With the conclusion of the 8 day Felixstowe port strike on the evening of Sunday 28th August, and no agreement between the Port Operator Hutchinson Ports and their Felixstowe employees being made, we saw congestion at the port drastically increase. Using our newly released Congestion model, we can see that despite the 12 day notice given of the strike, not all Container operators have been able to make alternative voyage plans, culminating in waiting times at Felixstowe port climbing towards year highs.

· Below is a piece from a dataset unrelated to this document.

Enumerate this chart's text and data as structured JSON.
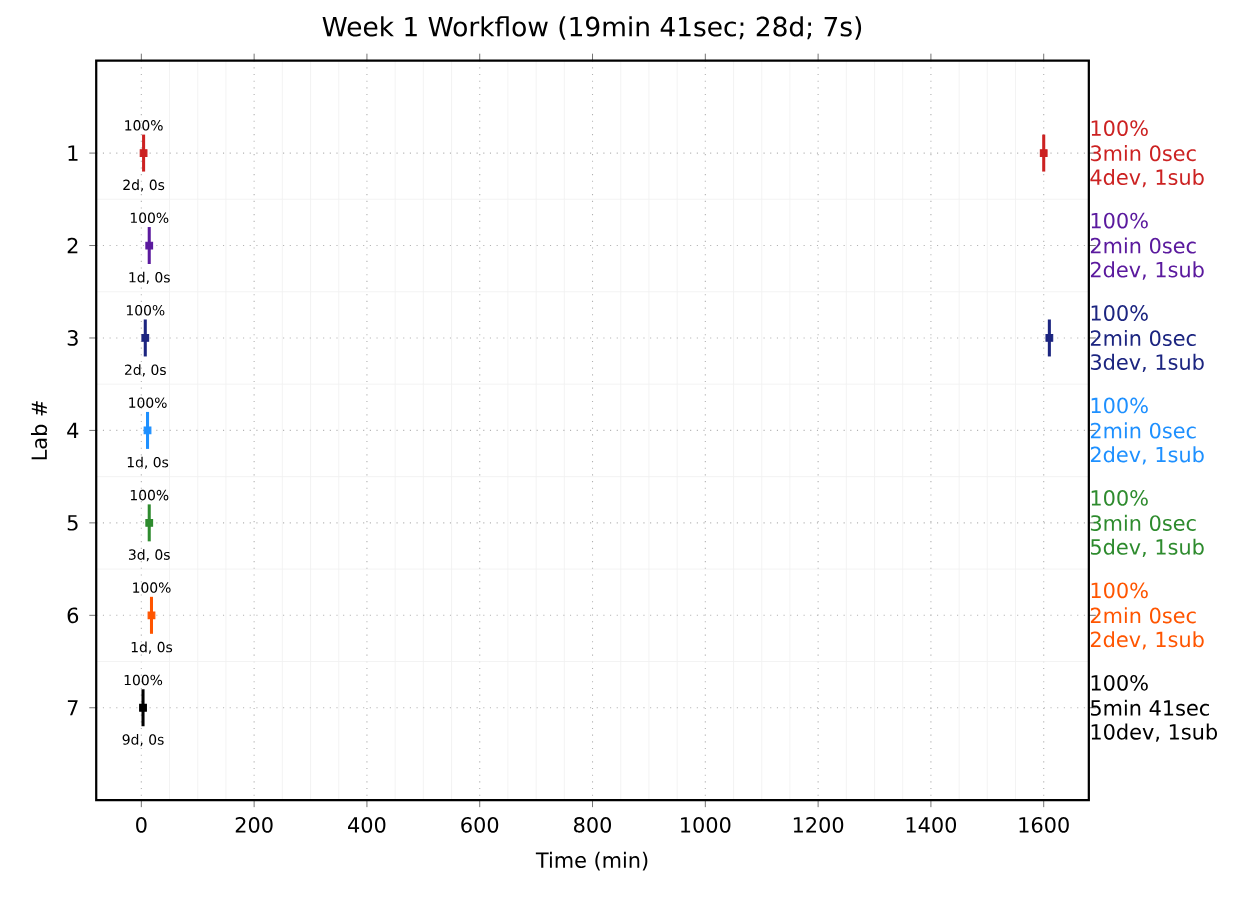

Figure 1 shows that average waiting times shot up from the extremely efficient 10 hours at the beginning of August, to the 30 hour mark. Recent history has shown that Containers have had to wait up to 40 hours to enter Felixstowe back in March, however, the current decrease in the waiting time suggests that the fallout from the most recent strike has reached its apex. With the accumulation of empty shoreside Containers, the time taken for Felixstowe congestion to revert to normality will largely depend on how long it takes the port to process this backlog, something that retailers will be closely monitoring as they prepare for the festive spending period.
Figure 1: Average Waiting Times for Containerships at Felixstowe.
As covered in our previous article on Felixstowe, the significant waiting times during August 2021 caused liners to divert their operations to neighbouring ports. Recent waiting times reached similar levels, with diversions appearing to have materialised. Figure 2 shows that, with the exception of Rotterdam, the amount of TEU that has headed to Felixstowe’s neighbouring ports during the strike period has increased compared to the same duration last year. This shows that a number of Container operators had sufficient flexibility in their schedule to accommodate the 8 day strike. For example, Maersk, one of the world’s largest liner companies, released an online advisory confirming that four of their vessels were omitting Felixstowe from their schedule altogether, including their ULCV, the 19,000 TEU MSC Sveva that stopped in La Havre and Antwerp before sailing back East.
Figure 2: Container Journeys to Neighbouring Ports, by TEU.
Optimists will hope that because the Felixstowe congestion has been caused by a fixed term event, it will soon return to normal levels. However, with threats of further and more sustained strikes at Felixstowe, along with the employees at Liverpool’s port confirming industrial action between the 19th of September and 3rd of October, those involved at all levels of the supply chain will continue to plan UK stoppages with caution.